Since the question involves calculus I have moved it to the Calculus & Beyond section.

 

[smart_worker]

This is the slope at a point on the ellipse, not at the given point (5, 2). If you sketch the ellipse you'll see that there are two points that have tangents that go to (5, 2).

ok but now,what should i do to solve this?

 

[Mark44]

Any point on the ellipse has coordinates (x, $\pm \sqrt{2 - (2/7)x^2}$). Write an expression for the slope between a point on the ellipse and (5, 2), and set it equal to the slope you already found. You should get two x values.

 

[vela]

Homework Statement

Find the equations of the two tangents that can be drawn from
the point (5, 2) to the ellipse 2x² + 7y² = 14

Homework Equations

2x² + 7y² = 14
differentiating we get slope = -2x/7y

The Attempt at a Solution

y = slope(x)+c
y = -2x²/7y +c

when we plug in x and y we get c=39/7

so 5x+7y=39 is coming as answer

but it seems to be wrong.the questions says there has to be two tangents but how?

can someone please explain this?

x − y = 3 and x − 9y + 13 = 0.

puzzled i don't know how

You have to understand the meaning of the mathematics here. You can't just push symbols around, substituting one quantity for another just because they're both labelled "x" or "y" in different contexts or just because they're both referred to as a slope.

 

[smart_worker]

Any point on the ellipse has coordinates (x, $\pm \sqrt{2 - (2/7)x^2}$). Write an expression for the slope between a point on the ellipse and (5, 2), and set it equal to the slope you already found. You should get two x values.

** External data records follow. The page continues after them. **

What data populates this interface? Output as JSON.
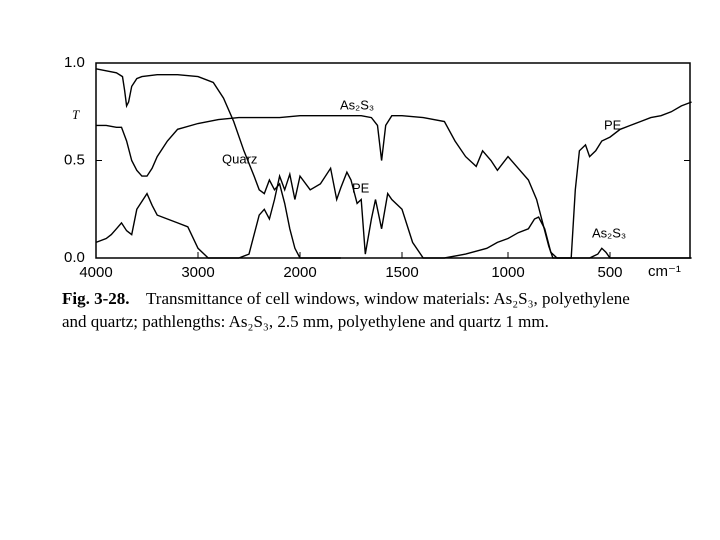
{
  "chart_data": {
    "type": "line",
    "ylabel": "T",
    "xlabel": "cm⁻¹",
    "caption_label": "Fig. 3-28.",
    "caption_line1": "Transmittance of cell windows, window materials: As₂S₃, polyethylene",
    "caption_line2": "and quartz; pathlengths: As₂S₃, 2.5 mm, polyethylene and quartz 1 mm.",
    "xlim": [
      4000,
      100
    ],
    "xticks": [
      4000,
      3000,
      2000,
      1500,
      1000,
      500
    ],
    "ylim": [
      0,
      1.0
    ],
    "yticks": [
      {
        "value": 0,
        "label": "0.0"
      },
      {
        "value": 0.5,
        "label": "0.5"
      },
      {
        "value": 1.0,
        "label": "1.0"
      }
    ],
    "series": [
      {
        "name": "As₂S₃",
        "color": "#000000",
        "x": [
          4000,
          3900,
          3800,
          3750,
          3700,
          3650,
          3600,
          3550,
          3500,
          3450,
          3400,
          3300,
          3200,
          3000,
          2800,
          2600,
          2400,
          2200,
          2000,
          1800,
          1700,
          1650,
          1620,
          1600,
          1580,
          1550,
          1500,
          1400,
          1300,
          1250,
          1200,
          1150,
          1120,
          1080,
          1050,
          1000,
          950,
          900,
          860,
          830,
          800,
          780,
          750,
          700,
          600,
          560,
          540,
          520,
          500,
          450,
          300,
          100
        ],
        "values": [
          0.68,
          0.68,
          0.67,
          0.67,
          0.6,
          0.5,
          0.45,
          0.42,
          0.42,
          0.46,
          0.52,
          0.6,
          0.66,
          0.69,
          0.71,
          0.72,
          0.72,
          0.72,
          0.73,
          0.73,
          0.73,
          0.72,
          0.68,
          0.5,
          0.68,
          0.73,
          0.73,
          0.72,
          0.7,
          0.6,
          0.52,
          0.47,
          0.55,
          0.5,
          0.45,
          0.52,
          0.46,
          0.4,
          0.3,
          0.18,
          0.06,
          0.0,
          0.0,
          0.0,
          0.0,
          0.02,
          0.05,
          0.03,
          0.0,
          0.0,
          0.0,
          0.0
        ]
      },
      {
        "name": "PE",
        "color": "#000000",
        "x": [
          4000,
          3900,
          3850,
          3800,
          3750,
          3700,
          3650,
          3600,
          3500,
          3450,
          3400,
          3300,
          3200,
          3100,
          3000,
          2900,
          2800,
          2600,
          2500,
          2400,
          2350,
          2300,
          2250,
          2200,
          2150,
          2100,
          2050,
          2000,
          1950,
          1900,
          1850,
          1820,
          1800,
          1770,
          1750,
          1720,
          1700,
          1680,
          1650,
          1630,
          1600,
          1570,
          1550,
          1500,
          1450,
          1400,
          1300,
          1200,
          1100,
          1050,
          1000,
          950,
          900,
          870,
          850,
          820,
          790,
          760,
          720,
          690,
          670,
          650,
          620,
          600,
          570,
          540,
          500,
          450,
          400,
          350,
          300,
          250,
          200,
          150,
          100
        ],
        "values": [
          0.08,
          0.1,
          0.12,
          0.15,
          0.18,
          0.14,
          0.12,
          0.25,
          0.33,
          0.27,
          0.22,
          0.2,
          0.18,
          0.16,
          0.05,
          0.0,
          0.0,
          0.0,
          0.02,
          0.22,
          0.25,
          0.2,
          0.3,
          0.42,
          0.35,
          0.43,
          0.3,
          0.42,
          0.35,
          0.38,
          0.46,
          0.3,
          0.36,
          0.44,
          0.4,
          0.28,
          0.3,
          0.02,
          0.2,
          0.3,
          0.15,
          0.33,
          0.3,
          0.25,
          0.08,
          0.0,
          0.0,
          0.02,
          0.05,
          0.08,
          0.1,
          0.13,
          0.15,
          0.2,
          0.21,
          0.15,
          0.03,
          0.0,
          0.0,
          0.0,
          0.35,
          0.55,
          0.58,
          0.52,
          0.55,
          0.6,
          0.62,
          0.66,
          0.68,
          0.7,
          0.72,
          0.73,
          0.75,
          0.78,
          0.8
        ]
      },
      {
        "name": "Quarz",
        "color": "#000000",
        "x": [
          4000,
          3900,
          3800,
          3740,
          3720,
          3700,
          3680,
          3650,
          3600,
          3550,
          3400,
          3200,
          3000,
          2850,
          2750,
          2650,
          2550,
          2450,
          2400,
          2350,
          2300,
          2250,
          2200,
          2150,
          2100,
          2050,
          2000,
          1900,
          1800
        ],
        "values": [
          0.97,
          0.96,
          0.95,
          0.93,
          0.86,
          0.78,
          0.8,
          0.88,
          0.92,
          0.93,
          0.94,
          0.94,
          0.93,
          0.9,
          0.82,
          0.7,
          0.55,
          0.42,
          0.35,
          0.33,
          0.4,
          0.35,
          0.38,
          0.28,
          0.15,
          0.05,
          0.0,
          0.0,
          0.0
        ]
      }
    ]
  }
}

nope i am getting complex roots

 

[vela]

How? Are you setting x=5 in $\sqrt{2-(2/7)x^2}$?

 

[smart_worker]

How? Are you setting x=5 in $\sqrt{2-(2/7)x^2}$?

hello vela,
i used the slope formula:
(2-$\sqrt{2-(2/7)x^2}$)/(5-x) = -2x/7($\sqrt{2-(2/7)x^2}$)

 

[HallsofIvy]

That does not answer vela's question. Did you set x= 5 in that formula as you were told? Doing that you will NOT get a complex number.

 

[vela]

That does not answer vela's question. Did you set x= 5 in that formula as you were told? Doing that you will NOT get a complex number.

Actually, if you do that, you will get a complex number. I figured that's how the OP was managing to get complex roots.

hello vela,
i used the slope formula:
(2-$\sqrt{2-(2/7)x^2}$)/(5-x) = -2x/7($\sqrt{2-(2/7)x^2}$)

This is correct and get you one of the lines. You shouldn't be getting complex roots, however. Without seeing your subsequent work, we can't tell where you're going wrong.

 

[smart_worker]

yes i am getting 7/3 and -7/13.Now can i find y and plug it into the slope.